First Nations water problems 'shameful'
Thunder Bay chapter of Council of Canadians works toward solutions to long-standing water issues
Canadians should be shocked by the lack of clean drinking water in many First Nations, according to the Thunder Bay chapter of the Council of Canadians.
A CBC investigation recently revealed ten First Nations in northern Ontario have been without clean drinking water for more than a decade.
"We just find this such a shameful situation," said Janice Horgos, chair of the Council of Canadians Blue Planet committee. "It's shocking in a country rich with water like Canada."
Horgos said her committee is "honoured" to have several First Nations members to help "further our understanding of the complex issue."

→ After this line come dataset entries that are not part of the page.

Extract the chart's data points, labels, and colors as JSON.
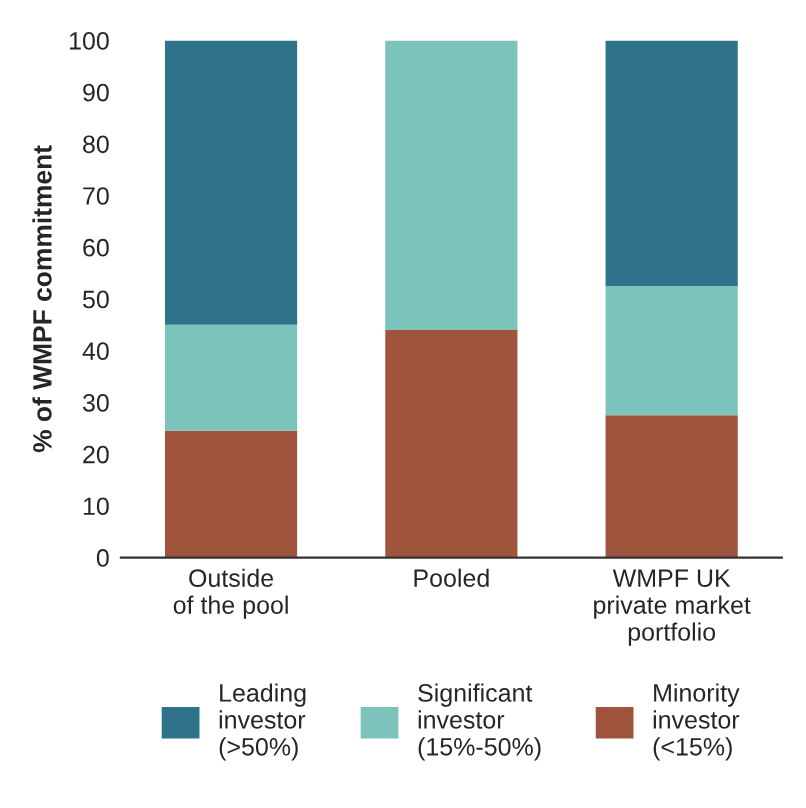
{
  "chart_data": {
    "type": "bar",
    "stacked": true,
    "ylabel": "% of WMPF commitment",
    "categories": [
      "Outside\nof the pool",
      "Pooled",
      "WMPF UK\nprivate market\nportfolio"
    ],
    "series": [
      {
        "name": "Minority\ninvestor\n(<15%)",
        "color": "#a0543d",
        "values": [
          24.5,
          44,
          27.5
        ]
      },
      {
        "name": "Significant\ninvestor\n(15%-50%)",
        "color": "#7cc4bb",
        "values": [
          20.5,
          56,
          25
        ]
      },
      {
        "name": "Leading\ninvestor\n(>50%)",
        "color": "#2e7389",
        "values": [
          55,
          null,
          47.5
        ]
      }
    ],
    "ylim": [
      0,
      100
    ],
    "yticks": [
      0,
      10,
      20,
      30,
      40,
      50,
      60,
      70,
      80,
      90,
      100
    ],
    "grid": false,
    "legend": "bottom"
  }
}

"We need to understand what's happening if we're going to become a better ally," she said.
Horgos said each First Nation faces different challenges when it comes to providing safe drinking water, but all are confronted with the same problem without it.
"How can people even think about economic prosperity if they don't have safe, clean drinking water?"
The Council of Canadians is also expressing concern about federal legislation, The government calls the Safe Drinking Water for First Nations Act "a vital step towards ensuring First Nations have the same health and safety protections for drinking water as other Canadians."
But Horgos said the legislation will force First Nations to meet provincial water standards without providing the funding to meet those standards.